General body weight exercises and movements with limited strain.

Stage 3, post op (week 5-12):

  • Control swelling.
  • Improve bending of the knee up to 120 degrees.
  • Maintain full straightening of the knee.
  • Improve quads and hamstrings strength.
  • Continue walking with a “normal” pattern, increase proprioception and balance.
  • Remove Brace at 6 weeks.

Home Treatment:

  • Continue to apply cold therapy post exercises.
  • Continue to perform patella mobilisations.


  • ½ squats.
  • Lunges.
  • Leg Press.
  • Step downs.
  • Static bike – high seat with NO resistance, in pain free range of movement.
  • Sit to stand.
  • Single leg balance exercises.

Build up the exercises during this stage from body weight to exercises with resistance and weight like normal gym work just not full on yet.

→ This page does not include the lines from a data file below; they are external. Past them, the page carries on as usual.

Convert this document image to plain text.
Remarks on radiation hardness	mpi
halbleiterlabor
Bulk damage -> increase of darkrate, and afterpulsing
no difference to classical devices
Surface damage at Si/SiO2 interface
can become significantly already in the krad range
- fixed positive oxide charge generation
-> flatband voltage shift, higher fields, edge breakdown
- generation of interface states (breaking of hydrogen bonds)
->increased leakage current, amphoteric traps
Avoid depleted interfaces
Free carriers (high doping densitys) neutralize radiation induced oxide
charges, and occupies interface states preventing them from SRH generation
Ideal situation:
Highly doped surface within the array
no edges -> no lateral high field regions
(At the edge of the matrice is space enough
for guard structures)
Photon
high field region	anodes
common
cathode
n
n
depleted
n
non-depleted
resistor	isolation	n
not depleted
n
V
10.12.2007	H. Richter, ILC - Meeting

Stage 4, post op (week 13-20):

  • Continue to control swelling.
  • Regain full movement of the knee.
  • Continue to improve quads and hamstrings strength.
  • Continue to work on balance and proprioception.
  • Start jogging and progress speed straight line only.

Home Treatment:

  • Continue to apply cold therapy post exercises.
  • Continue to perform patella mobilisations.

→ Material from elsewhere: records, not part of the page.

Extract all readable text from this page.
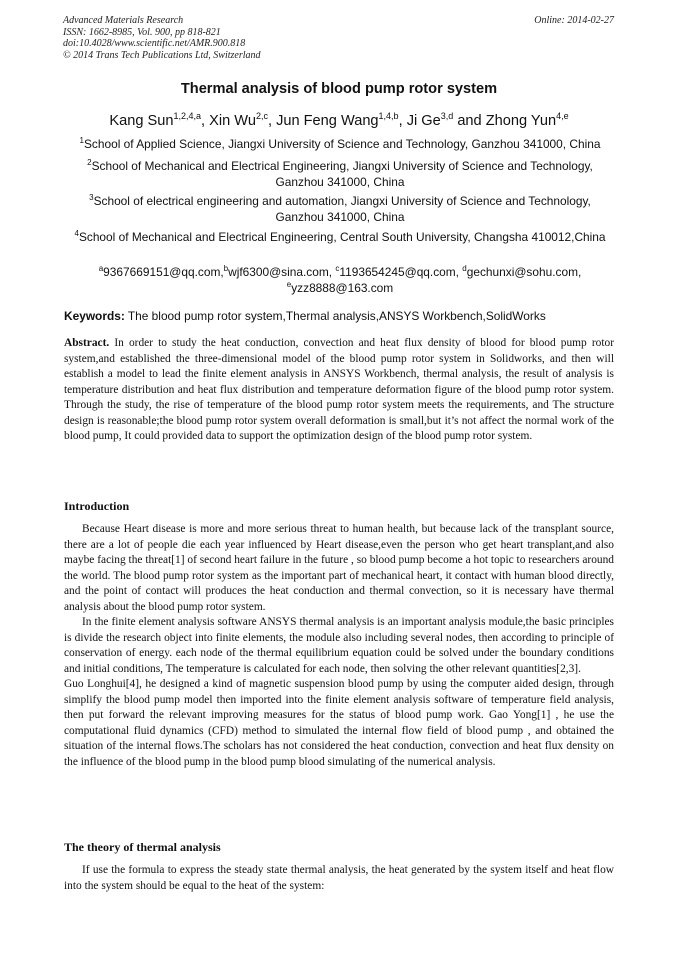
Advanced Materials Research
ISSN: 1662-8985, Vol. 900, pp 818-821
doi:10.4028/www.scientific.net/AMR.900.818
© 2014 Trans Tech Publications Ltd, Switzerland
Online: 2014-02-27
Thermal analysis of blood pump rotor system
Kang Sun$^{1,2,4,a}$, Xin Wu$^{2,c}$, Jun Feng Wang$^{1,4,b}$, Ji Ge$^{3,d}$ and Zhong Yun$^{4,e}$
$^1$School of Applied Science, Jiangxi University of Science and Technology, Ganzhou 341000, China
$^2$School of Mechanical and Electrical Engineering, Jiangxi University of Science and Technology, Ganzhou 341000, China
$^3$School of electrical engineering and automation, Jiangxi University of Science and Technology, Ganzhou 341000, China
$^4$School of Mechanical and Electrical Engineering, Central South University, Changsha 410012,China
$^a$9367669151@qq.com,$^b$wjf6300@sina.com, $^c$1193654245@qq.com, $^d$gechunxi@sohu.com,
$^e$yzz8888@163.com
Keywords: The blood pump rotor system,Thermal analysis,ANSYS Workbench,SolidWorks

Abstract. In order to study the heat conduction, convection and heat flux density of blood for blood pump rotor system,and established the three-dimensional model of the blood pump rotor system in Solidworks, and then will establish a model to lead the finite element analysis in ANSYS Workbench, thermal analysis, the result of analysis is temperature distribution and heat flux distribution and temperature deformation figure of the blood pump rotor system. Through the study, the rise of temperature of the blood pump rotor system meets the requirements, and The structure design is reasonable;the blood pump rotor system overall deformation is small,but it’s not affect the normal work of the blood pump, It could provided data to support the optimization design of the blood pump rotor system.

Introduction

Because Heart disease is more and more serious threat to human health, but because lack of the transplant source, there are a lot of people die each year influenced by Heart disease,even the person who get heart transplant,and also maybe facing the threat[1] of second heart failure in the future , so blood pump become a hot topic to researchers around the world. The blood pump rotor system as the important part of mechanical heart, it contact with human blood directly, and the point of contact will produces the heat conduction and thermal convection, so it is necessary have thermal analysis about the blood pump rotor system.

In the finite element analysis software ANSYS thermal analysis is an important analysis module,the basic principles is divide the research object into finite elements, the module also including several nodes, then according to principle of conservation of energy. each node of the thermal equilibrium equation could be solved under the boundary conditions and initial conditions, The temperature is calculated for each node, then solving the other relevant quantities[2,3].

Guo Longhui[4], he designed a kind of magnetic suspension blood pump by using the computer aided design, through simplify the blood pump model then imported into the finite element analysis software of temperature field analysis, then put forward the relevant improving measures for the status of blood pump work. Gao Yong[1] , he use the computational fluid dynamics (CFD) method to simulated the internal flow field of blood pump , and obtained the situation of the internal flows.The scholars has not considered the heat conduction, convection and heat flux density on the influence of the blood pump in the blood pump blood simulating of the numerical analysis.

The theory of thermal analysis

If use the formula to express the steady state thermal analysis, the heat generated by the system itself and heat flow into the system should be equal to the heat of the system:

Exercises that are typically introduced at this stage, in addition to the previous stage’s exercises are:

  • Hopping single leg.
  • Double leg jumps.
  • Static bike.
  • Jogging – start slowly and ensure there is no limp before going quicker.
  • Increase running speed slowly and progressively over a period of weeks but only in straight lines no twisting or turning.

Gym work should now be resisted weights work and from this point build up the amount of weight can be lifted

Stage 5, post op (week 21-24):

  • Introduce twisting, turning and cutting movements.
  • Introduce ball work (if required).
  • Continue to improve balance around the knee.
  • Achieve at least 90% strength in the quads and hamstrings in comparison to the other uninjured leg.
  • Improving confidence.

Home Treatment:

  • Continue to apply cold therapy post exercises.
  • Continue to perform patella mobilisations.


  • Box Jumps
  • Start to gradually introduce twisting and turning movements.
  • Start to introduce striking a ball (if required).
  • Start to perform functional sports specific drills.

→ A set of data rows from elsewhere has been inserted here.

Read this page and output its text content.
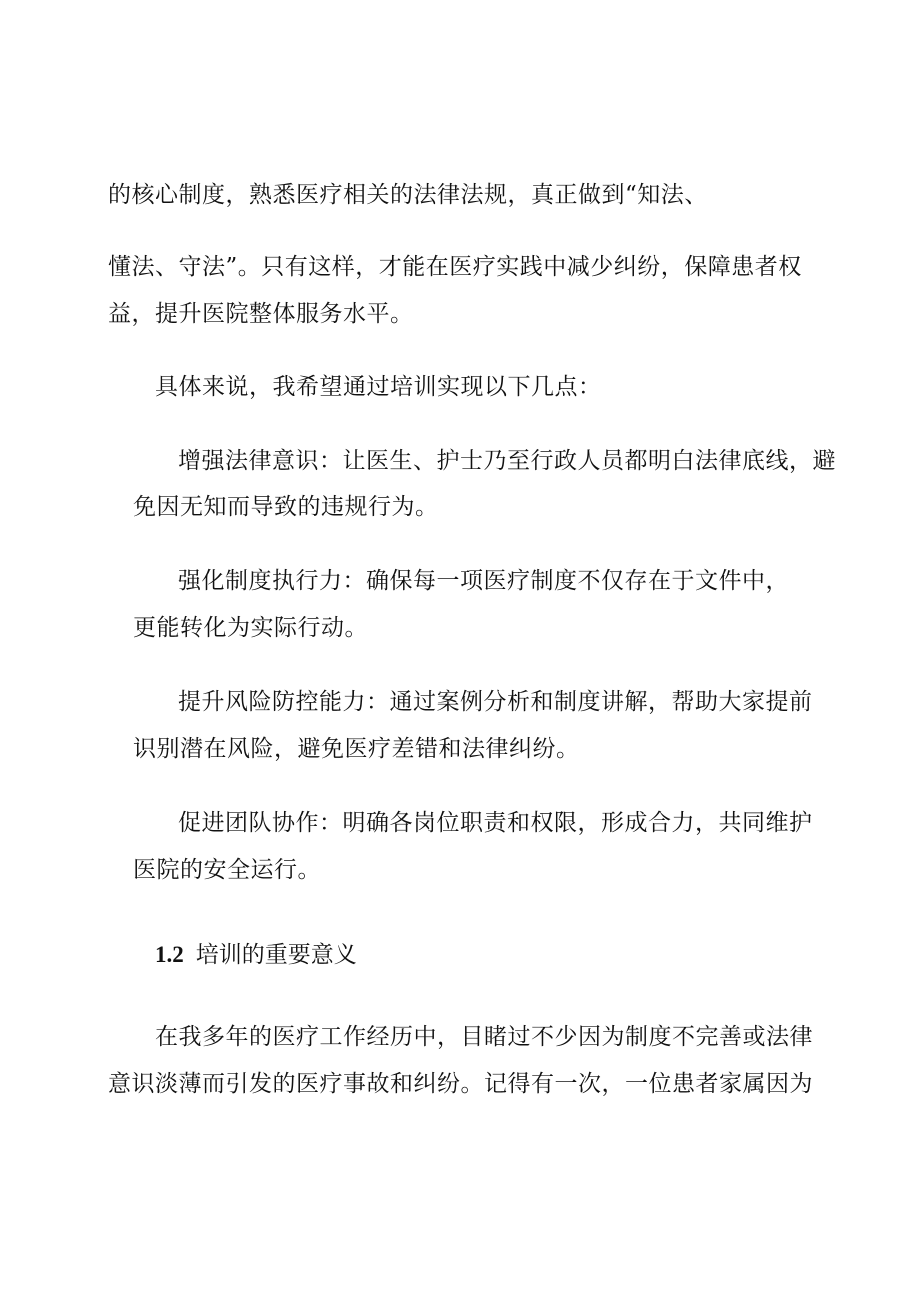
的核心制度，熟悉医疗相关的法律法规，真正做到“知法、
懂法、守法”。只有这样，才能在医疗实践中减少纠纷，保障患者权
益，提升医院整体服务水平。
具体来说，我希望通过培训实现以下几点：
增强法律意识：让医生、护士乃至行政人员都明白法律底线，避
免因无知而导致的违规行为。
强化制度执行力：确保每一项医疗制度不仅存在于文件中，
更能转化为实际行动。
提升风险防控能力：通过案例分析和制度讲解，帮助大家提前
识别潜在风险，避免医疗差错和法律纠纷。
促进团队协作：明确各岗位职责和权限，形成合力，共同维护
医院的安全运行。
1.2 培训的重要意义
在我多年的医疗工作经历中，目睹过不少因为制度不完善或法律
意识淡薄而引发的医疗事故和纠纷。记得有一次，一位患者家属因为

Along side this continue gym work

Stage 6, post op (week 25+):

Return to sport

Improvements Ben Tollitt made and stages he bettered during rehab compared to a normal ACL rehab period.

Stage 1.

Ben was able to;


Do weights in the gym

No pain

No swelling

Full quads muscle strength

Stage 2:

More than 90 degrees knee bend

Fully straight leg

Walking after 5 days

Better than normal quad strength

Doing single leg volleys standing on operated leg

Brace removed week 1 not week 6

Stage 3:

At week 6 (instead of week 13) was told I could jog)

Full knee bend not just 120 degrees

Full muscle strength back with good amount of hyper extension

Stage 4:

Twisting and turning week 16 not week 21

Full sprinting

Performing football ‘Hoff circuits’ week 16

Joining in with non contact pre season training week 17 not week 21

Stage 5:

Ben returned to full training with the team rather than returning and building up his training minutes over  a period of training session.

Ben’s rehab was 5/6 weeks ahead of schedule  schedule.